10 WWE Main Event Feuds That Didn't End At WrestleMania
Going beyond 'The Grandest Stage'.
Over the last several years, WWE have worked to present WrestleMania as an evening of main events. A series of top-line contests all bundled together on one enormous evening.
By utilisting 'dream match' scenarios and/or featuring current stars in title matches that gain stature by default, the company satiates audience diversity by presenting multiple conflicts as the headline attraction, but can rarely afford to deliver all their payoffs at the same time.
Weighed down by a pay-per-view the next month, a Raw the next night, or even a soft house show tour the following week, the company has often sought to leave a little behind in their biggest programme in order to justify a WrestleMania retread.
This year though, things seem different, with some semblance of finality in many of the major matches.
Title matches featuring Bill Goldberg, Brock Lesnar, Bray Wyatt, Randy Orton, Chris Jericho and Kevin Owens have several months of build-up pointed towards big conclusions, the Roman Reigns/Undertaker war looks set to be a WrestleMania moment and nothing more, and John Cena is soon to disappear again following the reality TV-inspired mixed tag team match.
History has shown that it wouldn't be a shock to see several of these battles carry over to future events, even repeating across multiple pay-per-views if interest remains, or creative haven't yet figured out a performer's next move.

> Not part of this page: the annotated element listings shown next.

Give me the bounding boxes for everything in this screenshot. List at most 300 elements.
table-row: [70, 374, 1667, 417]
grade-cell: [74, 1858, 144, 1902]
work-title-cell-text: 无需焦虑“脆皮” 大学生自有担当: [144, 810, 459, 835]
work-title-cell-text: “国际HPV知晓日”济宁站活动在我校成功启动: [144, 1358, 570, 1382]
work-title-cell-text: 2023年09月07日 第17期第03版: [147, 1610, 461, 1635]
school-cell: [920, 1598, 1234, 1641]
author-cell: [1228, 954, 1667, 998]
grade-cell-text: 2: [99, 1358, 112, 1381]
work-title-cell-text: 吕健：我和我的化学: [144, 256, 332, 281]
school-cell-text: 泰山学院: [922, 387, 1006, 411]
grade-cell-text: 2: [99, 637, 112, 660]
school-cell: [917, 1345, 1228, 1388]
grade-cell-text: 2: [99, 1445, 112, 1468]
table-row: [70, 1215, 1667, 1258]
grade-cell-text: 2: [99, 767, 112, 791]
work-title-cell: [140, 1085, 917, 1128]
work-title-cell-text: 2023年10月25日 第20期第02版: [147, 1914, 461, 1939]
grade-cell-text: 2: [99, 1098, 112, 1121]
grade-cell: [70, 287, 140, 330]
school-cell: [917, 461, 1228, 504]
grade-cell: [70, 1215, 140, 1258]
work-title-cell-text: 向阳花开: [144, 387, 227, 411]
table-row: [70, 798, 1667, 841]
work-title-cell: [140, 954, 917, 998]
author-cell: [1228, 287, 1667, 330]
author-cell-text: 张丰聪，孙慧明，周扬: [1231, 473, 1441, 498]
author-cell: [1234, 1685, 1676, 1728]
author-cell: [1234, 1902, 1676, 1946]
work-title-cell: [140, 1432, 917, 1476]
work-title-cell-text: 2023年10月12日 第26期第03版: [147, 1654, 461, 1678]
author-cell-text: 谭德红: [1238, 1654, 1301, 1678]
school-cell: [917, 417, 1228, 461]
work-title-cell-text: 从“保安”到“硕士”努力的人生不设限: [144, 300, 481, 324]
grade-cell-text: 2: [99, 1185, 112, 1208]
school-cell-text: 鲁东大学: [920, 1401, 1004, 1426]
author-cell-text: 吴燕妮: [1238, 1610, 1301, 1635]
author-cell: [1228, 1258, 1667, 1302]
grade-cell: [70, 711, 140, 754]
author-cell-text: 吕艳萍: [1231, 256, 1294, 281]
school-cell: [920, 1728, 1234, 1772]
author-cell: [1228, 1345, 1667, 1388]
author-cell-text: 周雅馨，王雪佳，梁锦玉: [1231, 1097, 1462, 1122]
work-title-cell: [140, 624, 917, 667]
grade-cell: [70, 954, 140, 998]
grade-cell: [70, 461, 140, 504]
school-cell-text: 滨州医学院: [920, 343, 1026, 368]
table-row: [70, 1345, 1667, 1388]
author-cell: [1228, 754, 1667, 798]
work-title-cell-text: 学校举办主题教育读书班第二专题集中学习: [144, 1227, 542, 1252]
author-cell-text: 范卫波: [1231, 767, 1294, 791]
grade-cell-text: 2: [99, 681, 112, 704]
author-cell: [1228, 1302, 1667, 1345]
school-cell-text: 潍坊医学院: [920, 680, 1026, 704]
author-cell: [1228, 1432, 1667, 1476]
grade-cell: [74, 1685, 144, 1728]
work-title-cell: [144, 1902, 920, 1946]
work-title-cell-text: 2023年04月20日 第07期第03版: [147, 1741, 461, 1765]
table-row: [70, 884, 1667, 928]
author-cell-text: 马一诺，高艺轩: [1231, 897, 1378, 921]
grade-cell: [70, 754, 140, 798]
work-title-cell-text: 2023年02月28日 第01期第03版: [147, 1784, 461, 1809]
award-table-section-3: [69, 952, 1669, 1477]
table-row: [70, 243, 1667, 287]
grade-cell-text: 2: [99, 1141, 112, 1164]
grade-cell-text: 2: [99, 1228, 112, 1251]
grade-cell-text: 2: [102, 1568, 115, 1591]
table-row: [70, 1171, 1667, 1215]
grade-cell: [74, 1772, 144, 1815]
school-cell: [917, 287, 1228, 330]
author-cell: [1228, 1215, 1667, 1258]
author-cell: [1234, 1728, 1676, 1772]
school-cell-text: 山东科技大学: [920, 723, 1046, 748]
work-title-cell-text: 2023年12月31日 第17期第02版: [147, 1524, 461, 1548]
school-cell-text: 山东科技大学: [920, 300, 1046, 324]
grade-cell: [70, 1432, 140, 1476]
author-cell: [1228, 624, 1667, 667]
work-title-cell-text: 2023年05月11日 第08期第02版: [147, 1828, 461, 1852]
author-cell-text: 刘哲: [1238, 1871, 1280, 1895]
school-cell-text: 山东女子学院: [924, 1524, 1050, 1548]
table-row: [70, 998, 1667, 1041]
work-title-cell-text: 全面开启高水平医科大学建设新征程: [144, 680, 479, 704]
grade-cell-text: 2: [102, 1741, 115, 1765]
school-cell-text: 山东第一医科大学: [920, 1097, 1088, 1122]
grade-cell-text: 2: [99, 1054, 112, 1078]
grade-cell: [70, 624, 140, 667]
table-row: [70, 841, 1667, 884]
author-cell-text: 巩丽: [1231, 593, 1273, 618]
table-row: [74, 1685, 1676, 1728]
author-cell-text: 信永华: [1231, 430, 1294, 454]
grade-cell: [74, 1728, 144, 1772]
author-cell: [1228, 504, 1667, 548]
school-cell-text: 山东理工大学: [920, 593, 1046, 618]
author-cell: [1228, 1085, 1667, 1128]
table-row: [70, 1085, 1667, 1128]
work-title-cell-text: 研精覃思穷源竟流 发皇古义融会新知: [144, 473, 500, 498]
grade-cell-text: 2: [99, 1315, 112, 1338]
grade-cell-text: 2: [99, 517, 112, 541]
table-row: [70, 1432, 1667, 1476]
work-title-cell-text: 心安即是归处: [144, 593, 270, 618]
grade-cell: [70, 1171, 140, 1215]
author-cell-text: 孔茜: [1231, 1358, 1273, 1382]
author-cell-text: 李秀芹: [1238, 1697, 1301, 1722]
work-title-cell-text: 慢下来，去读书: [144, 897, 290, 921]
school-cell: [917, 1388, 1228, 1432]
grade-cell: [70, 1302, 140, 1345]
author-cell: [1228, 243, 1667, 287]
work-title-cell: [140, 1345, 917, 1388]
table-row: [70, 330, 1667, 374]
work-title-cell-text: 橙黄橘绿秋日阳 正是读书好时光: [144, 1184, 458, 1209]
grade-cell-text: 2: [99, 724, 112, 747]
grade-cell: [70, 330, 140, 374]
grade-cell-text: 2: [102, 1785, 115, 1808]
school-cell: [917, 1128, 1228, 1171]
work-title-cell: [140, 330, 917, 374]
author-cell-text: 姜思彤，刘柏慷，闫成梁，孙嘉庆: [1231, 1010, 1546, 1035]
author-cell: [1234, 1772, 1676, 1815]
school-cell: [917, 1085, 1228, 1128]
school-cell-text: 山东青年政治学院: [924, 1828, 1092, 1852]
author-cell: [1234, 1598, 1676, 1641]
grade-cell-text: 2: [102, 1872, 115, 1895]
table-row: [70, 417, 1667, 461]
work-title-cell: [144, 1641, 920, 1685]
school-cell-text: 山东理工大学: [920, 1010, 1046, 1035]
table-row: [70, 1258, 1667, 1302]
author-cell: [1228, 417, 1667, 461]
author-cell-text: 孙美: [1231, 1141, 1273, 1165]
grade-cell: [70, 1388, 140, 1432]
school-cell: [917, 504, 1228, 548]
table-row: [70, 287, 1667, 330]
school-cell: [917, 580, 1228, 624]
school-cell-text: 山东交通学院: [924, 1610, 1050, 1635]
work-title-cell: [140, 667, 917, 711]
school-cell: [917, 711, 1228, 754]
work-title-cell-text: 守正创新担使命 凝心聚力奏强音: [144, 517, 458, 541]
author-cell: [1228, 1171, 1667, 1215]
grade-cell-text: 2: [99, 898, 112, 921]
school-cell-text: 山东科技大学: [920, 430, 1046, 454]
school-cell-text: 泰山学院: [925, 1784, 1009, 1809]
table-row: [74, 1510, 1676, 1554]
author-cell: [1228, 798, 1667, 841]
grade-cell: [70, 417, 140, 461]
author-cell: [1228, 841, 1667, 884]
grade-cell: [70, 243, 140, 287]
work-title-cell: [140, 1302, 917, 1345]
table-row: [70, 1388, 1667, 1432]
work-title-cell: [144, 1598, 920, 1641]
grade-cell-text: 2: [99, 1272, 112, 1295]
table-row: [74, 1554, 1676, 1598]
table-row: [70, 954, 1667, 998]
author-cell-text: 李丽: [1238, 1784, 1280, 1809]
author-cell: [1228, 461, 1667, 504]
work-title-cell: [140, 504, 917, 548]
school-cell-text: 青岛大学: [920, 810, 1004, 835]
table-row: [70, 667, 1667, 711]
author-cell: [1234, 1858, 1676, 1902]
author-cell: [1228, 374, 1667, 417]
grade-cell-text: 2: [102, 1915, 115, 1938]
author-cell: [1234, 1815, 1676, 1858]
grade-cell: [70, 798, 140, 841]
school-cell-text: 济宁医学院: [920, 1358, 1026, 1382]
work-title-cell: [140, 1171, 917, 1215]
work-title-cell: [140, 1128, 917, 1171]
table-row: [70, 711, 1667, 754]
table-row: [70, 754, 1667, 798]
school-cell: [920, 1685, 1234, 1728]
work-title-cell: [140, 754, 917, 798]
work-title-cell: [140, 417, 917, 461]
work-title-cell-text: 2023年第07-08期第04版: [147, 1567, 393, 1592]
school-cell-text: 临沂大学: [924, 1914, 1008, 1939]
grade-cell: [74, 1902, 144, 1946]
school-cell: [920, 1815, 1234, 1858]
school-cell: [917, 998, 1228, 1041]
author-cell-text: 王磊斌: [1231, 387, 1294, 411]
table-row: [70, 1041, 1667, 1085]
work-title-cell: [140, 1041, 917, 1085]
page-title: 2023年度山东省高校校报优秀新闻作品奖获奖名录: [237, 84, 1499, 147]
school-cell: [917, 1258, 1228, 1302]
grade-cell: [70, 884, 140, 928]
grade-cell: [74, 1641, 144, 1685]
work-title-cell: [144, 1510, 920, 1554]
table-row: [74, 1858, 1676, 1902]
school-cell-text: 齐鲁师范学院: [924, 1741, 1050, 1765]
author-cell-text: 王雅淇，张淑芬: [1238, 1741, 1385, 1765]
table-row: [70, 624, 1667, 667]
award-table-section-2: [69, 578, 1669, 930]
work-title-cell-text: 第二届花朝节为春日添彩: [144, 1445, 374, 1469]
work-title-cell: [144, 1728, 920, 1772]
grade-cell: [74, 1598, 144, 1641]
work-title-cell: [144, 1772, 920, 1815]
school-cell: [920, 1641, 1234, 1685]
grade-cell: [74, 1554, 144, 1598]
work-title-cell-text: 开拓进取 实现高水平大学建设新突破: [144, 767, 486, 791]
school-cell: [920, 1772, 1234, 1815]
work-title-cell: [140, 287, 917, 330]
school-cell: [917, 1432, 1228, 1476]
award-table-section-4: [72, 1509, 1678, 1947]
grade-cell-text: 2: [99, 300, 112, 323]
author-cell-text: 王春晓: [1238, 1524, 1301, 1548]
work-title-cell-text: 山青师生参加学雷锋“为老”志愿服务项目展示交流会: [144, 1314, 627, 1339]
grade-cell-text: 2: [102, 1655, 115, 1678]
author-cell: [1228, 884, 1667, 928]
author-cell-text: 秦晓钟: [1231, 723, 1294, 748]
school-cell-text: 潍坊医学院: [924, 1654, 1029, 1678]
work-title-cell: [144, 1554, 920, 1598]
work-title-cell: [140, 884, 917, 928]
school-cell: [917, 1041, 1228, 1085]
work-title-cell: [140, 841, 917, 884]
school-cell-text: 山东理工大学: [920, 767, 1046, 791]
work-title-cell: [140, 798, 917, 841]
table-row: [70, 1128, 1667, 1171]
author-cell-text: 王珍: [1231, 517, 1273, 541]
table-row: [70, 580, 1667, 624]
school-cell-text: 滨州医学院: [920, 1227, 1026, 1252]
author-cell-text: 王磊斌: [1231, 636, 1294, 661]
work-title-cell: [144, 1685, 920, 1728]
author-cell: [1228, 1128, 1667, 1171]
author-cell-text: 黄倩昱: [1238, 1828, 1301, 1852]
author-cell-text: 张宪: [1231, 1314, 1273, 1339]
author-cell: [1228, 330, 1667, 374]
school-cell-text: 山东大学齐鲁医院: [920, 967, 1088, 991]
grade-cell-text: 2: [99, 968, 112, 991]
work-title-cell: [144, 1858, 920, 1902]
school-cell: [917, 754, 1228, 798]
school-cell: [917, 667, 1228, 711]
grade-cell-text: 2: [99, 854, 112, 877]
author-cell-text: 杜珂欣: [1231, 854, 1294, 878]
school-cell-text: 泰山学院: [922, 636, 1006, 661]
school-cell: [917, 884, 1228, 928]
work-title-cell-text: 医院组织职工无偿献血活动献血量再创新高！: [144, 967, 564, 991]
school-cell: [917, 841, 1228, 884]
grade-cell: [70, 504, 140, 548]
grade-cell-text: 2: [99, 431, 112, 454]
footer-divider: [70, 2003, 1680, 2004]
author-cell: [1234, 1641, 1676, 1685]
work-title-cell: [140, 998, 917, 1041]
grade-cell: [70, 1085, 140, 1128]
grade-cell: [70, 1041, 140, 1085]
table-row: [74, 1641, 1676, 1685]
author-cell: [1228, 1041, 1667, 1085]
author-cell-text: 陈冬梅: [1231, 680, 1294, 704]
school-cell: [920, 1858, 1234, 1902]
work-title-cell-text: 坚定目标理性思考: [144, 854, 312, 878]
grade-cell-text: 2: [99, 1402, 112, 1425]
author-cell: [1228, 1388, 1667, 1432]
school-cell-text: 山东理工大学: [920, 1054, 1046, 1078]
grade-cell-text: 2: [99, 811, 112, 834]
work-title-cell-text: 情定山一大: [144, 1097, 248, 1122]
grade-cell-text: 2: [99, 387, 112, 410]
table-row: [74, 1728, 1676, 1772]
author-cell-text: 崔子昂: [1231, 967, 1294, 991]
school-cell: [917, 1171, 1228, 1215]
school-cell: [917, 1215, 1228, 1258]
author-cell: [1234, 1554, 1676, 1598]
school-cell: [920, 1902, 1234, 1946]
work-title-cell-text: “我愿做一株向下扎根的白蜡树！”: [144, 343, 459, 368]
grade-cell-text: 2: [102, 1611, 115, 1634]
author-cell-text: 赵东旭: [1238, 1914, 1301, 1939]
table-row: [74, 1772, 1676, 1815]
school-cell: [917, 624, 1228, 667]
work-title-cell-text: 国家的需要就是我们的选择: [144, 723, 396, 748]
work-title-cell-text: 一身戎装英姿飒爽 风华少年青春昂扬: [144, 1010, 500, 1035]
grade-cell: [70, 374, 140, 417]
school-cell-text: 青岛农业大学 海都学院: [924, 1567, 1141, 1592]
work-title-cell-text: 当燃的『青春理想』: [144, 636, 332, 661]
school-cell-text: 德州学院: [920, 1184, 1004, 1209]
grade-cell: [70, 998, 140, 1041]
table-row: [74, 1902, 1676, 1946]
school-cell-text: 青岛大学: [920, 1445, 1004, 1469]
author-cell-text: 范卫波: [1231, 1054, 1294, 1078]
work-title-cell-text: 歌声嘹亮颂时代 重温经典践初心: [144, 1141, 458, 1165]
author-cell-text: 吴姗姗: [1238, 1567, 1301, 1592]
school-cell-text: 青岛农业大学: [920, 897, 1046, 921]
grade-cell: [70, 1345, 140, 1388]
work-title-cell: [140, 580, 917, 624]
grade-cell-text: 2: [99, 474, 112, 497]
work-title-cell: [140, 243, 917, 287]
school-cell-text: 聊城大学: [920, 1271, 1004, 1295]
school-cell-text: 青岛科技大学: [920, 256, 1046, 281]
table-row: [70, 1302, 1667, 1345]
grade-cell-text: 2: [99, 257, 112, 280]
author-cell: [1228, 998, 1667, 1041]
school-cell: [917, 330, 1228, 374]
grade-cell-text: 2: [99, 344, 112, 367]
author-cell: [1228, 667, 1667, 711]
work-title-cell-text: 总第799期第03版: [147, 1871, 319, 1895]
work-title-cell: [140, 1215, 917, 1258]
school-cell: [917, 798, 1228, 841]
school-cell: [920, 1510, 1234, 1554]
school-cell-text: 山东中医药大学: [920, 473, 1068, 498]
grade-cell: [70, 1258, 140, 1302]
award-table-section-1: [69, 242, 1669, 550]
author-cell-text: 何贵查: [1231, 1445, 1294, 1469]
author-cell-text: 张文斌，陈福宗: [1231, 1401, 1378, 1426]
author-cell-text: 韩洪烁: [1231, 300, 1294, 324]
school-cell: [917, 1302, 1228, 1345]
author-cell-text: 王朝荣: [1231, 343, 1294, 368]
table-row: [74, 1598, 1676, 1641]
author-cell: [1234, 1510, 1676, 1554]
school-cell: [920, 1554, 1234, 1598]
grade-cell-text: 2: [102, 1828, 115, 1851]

Looking at some long-form rivalries that went beyond the 'Show of Shows' for better or worse, here are 10 main event feuds that didn't end at WrestleMania.
10. Edge Vs The Undertaker
Following an outstanding show-closing World Title match at WrestleMania 24, Edge and Undertaker would wrestle again on four more times on pay-per-view in 2008.
With a feud expertly built in the run-up to the 'Showcase of the Immortals' and a match that grossly over-delivered on expectations, company bosses decided there was still plenty of juice in the rivalry between the pair and lead with them as Smackdown's headline attraction for the bulk of the post-WrestleMania output.
Fighting over the title yet again in matches at Backlash, Judgment Day and One Night Stand, the two concluded their lengthy war with a Hell in a Cell struggle at Summerslam that briefly wrote 'The Rated-R Superstar' off television following a chokeslam through the ring by 'The Deadman'.
Pleasingly, the bouts never felt dull despite the repetition, with a 'Tables, Ladders and Chairs' stipulation added to the One Night Stand brawl that saw Undertaker fly off a ladder through four tables at the conclusion of their best ever battle.
Already established as a main eventer, the angle moved Edge into the elite amongst WWE's top stars, and aided an ongoing renaissance for Undertaker following his jaw-dropping 2007 run with Batista.